Homework 2
CS 345
Computer Organization
10 Points
Due Friday, Jan. 30, 2015 at the beginning of class
You must submit a hard copy of this assignment or turn it in to the dropbox and show all work!

1. Assume you have a program that runs in 84s.  Assume that two-thirds of the program can be parallelized.  What is the run time and speedup if the parallelism is implemented ideally using 4 processors? 8 processors? 16 processors? What is the theoretical shortest run time for the program? Show all work.

2. Find two free (or at least free to try) benchmarking tools.  Hint: one such tool is on the links page of the class website.  For each tool, answer the following questions.
    What is the benchmark tool called and where can it be found?  Provide a URL.
    Is the tool synthetic?
    What kind(s) of measurements are performed by the tool?
    What are the results of running the tool on two different computers?
    Summarize your experiments, explaining whether or not you think the tools are useful and in which situations.

3. a) Write your own simple benchmarking tool to test a particular floating point operation (e.g. addition, subtraction, multiplication, division, sine, cosine, etc.).  Your tool should run the same set of computations for a significant number of iterations (e.g. 10 million, 100 million, 1 billion iterations, etc.) and time the result using a system utility such as System.nanoTime().  Run your program several times on your laptop computer.  Be sure to average the results.  How did your results compare to those from the previous question?  Explain.

b) Log on to the LittleFe cluster computer at littlefe2.nwmissouri.edu using the PuTTY login.  Login information will be provided in class.  Instructions to use the system are provided at the following links: PuTTY.html, LittleFeTutorial.html .  You do not need to submit the tutorial files as part of this homework.

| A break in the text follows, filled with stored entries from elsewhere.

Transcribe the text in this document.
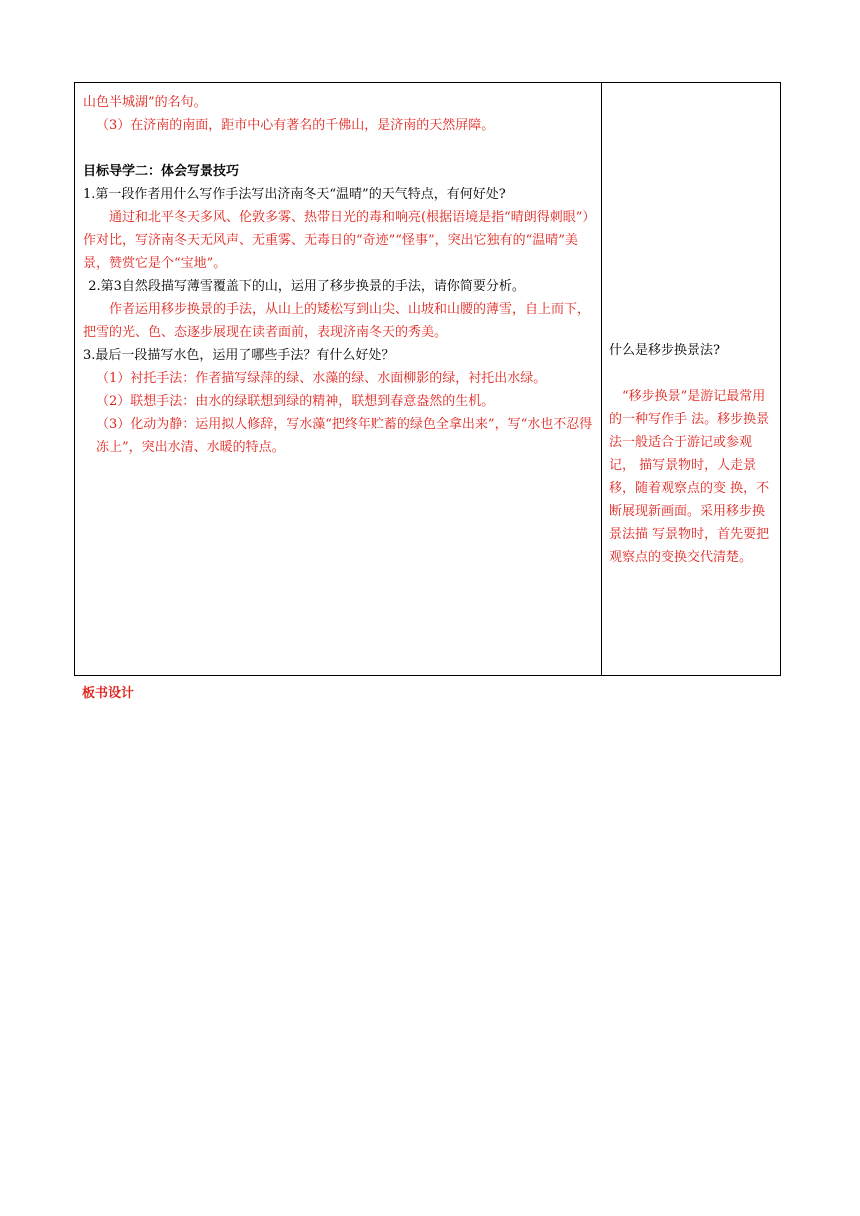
山色半城湖”的名句。

（3）在济南的南面，距市中心有著名的千佛山，是济南的天然屏障。

目标导学二：体会写景技巧

1.第一段作者用什么写作手法写出济南冬天“温晴”的天气特点，有何好处?

通过和北平冬天多风、伦敦多雾、热带日光的毒和响亮(根据语境是指“晴朗得刺眼”）作对比，写济南冬天无风声、无重雾、无毒日的“奇迹”“怪事”，突出它独有的“温晴”美景，赞赏它是个“宝地”。

2.第3自然段描写薄雪覆盖下的山，运用了移步换景的手法，请你简要分析。

作者运用移步换景的手法，从山上的矮松写到山尖、山坡和山腰的薄雪，自上而下，把雪的光、色、态逐步展现在读者面前，表现济南冬天的秀美。

3.最后一段描写水色，运用了哪些手法？有什么好处？

（1）衬托手法：作者描写绿萍的绿、水藻的绿、水面柳影的绿，衬托出水绿。

（2）联想手法：由水的绿联想到绿的精神，联想到春意盎然的生机。

（3）化动为静：运用拟人修辞，写水藻“把终年贮蓄的绿色全拿出来”，写“水也不忍得冻上”，突出水清、水暖的特点。

什么是移步换景法?

“移步换景”是游记最常用的一种写作手 法。移步换景法一般适合于游记或参观记， 描写景物时，人走景移，随着观察点的变 换，不断展现新画面。采用移步换景法描 写景物时，首先要把观察点的变换交代清楚。

板书设计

After learning how to log in and create a .c file, create a file called OMPTest.c with the following code:

#include <stdio.h>
#include <time.h>
#include <omp.h>

#define NUM_ITERATIONS 100000000L
#define NUM_THREADS 8
int main(int argc, char ** argv)
{
  long i;
  double x = 3.8;

  double start = clock()/(double)CLOCKS_PER_SEC;

  #pragma omp parallel for num_threads(NUM_THREADS)
  for(i = 0; i < NUM_ITERATIONS/NUM_THREADS; i++)
    x = 8.2 * 7.2 / 1000.24;

  printf("run time: %lf s\n",clock()/((double)CLOCKS_PER_SEC*NUM_THREADS));

  return 0;
}


Compile the following code on LittleFe using the following command:

gcc OMPTest.c -fopenmp -o OMPTest.exe

Run the OMPTest.exe as follows:

./OMPTest.exe

Change NUM_THREADS to 6, 4, and 2, recompile and re-run the program.  Record the run times of each, run and explain the results.

4. The newest supercomputers are able to offload computations to a graphics card such as the NVIDIA Tesla K80 or a co-processor such as the Xeon Phi.  Processor counts are extremely different between these two different architectures: 4992 CUDA cores and 24GB RAM for the NVIDIA card vs. 60 processors for the Xeon Phi.  Both report approximately 2.91 and 1.2 TFLOP double-precision performance, respectively.  Why is this the case?  Are these two architectures best suited for the same types of tasks?  What kinds of tasks are these? Explain.  Be sure to perform an internet search on both products, examine their specifications, and determine the difference between a CUDA core (processor) and a Xeon Phi core (processor).

5.  Given a program that makes use of 300,000 instructions half of which are ADD, 29% are JUMP, 11% are DIV, and 10% are MOVE, compute the user run time of the program on a 2.2 GHz machine computing the total cycles first and then the run time.  Assume that ADD instructions cost 4 cycles, JUMP instructions cost 1 cycle, DIV instructions cost 8 cycles, and MOVE instructions cost 4 cycles.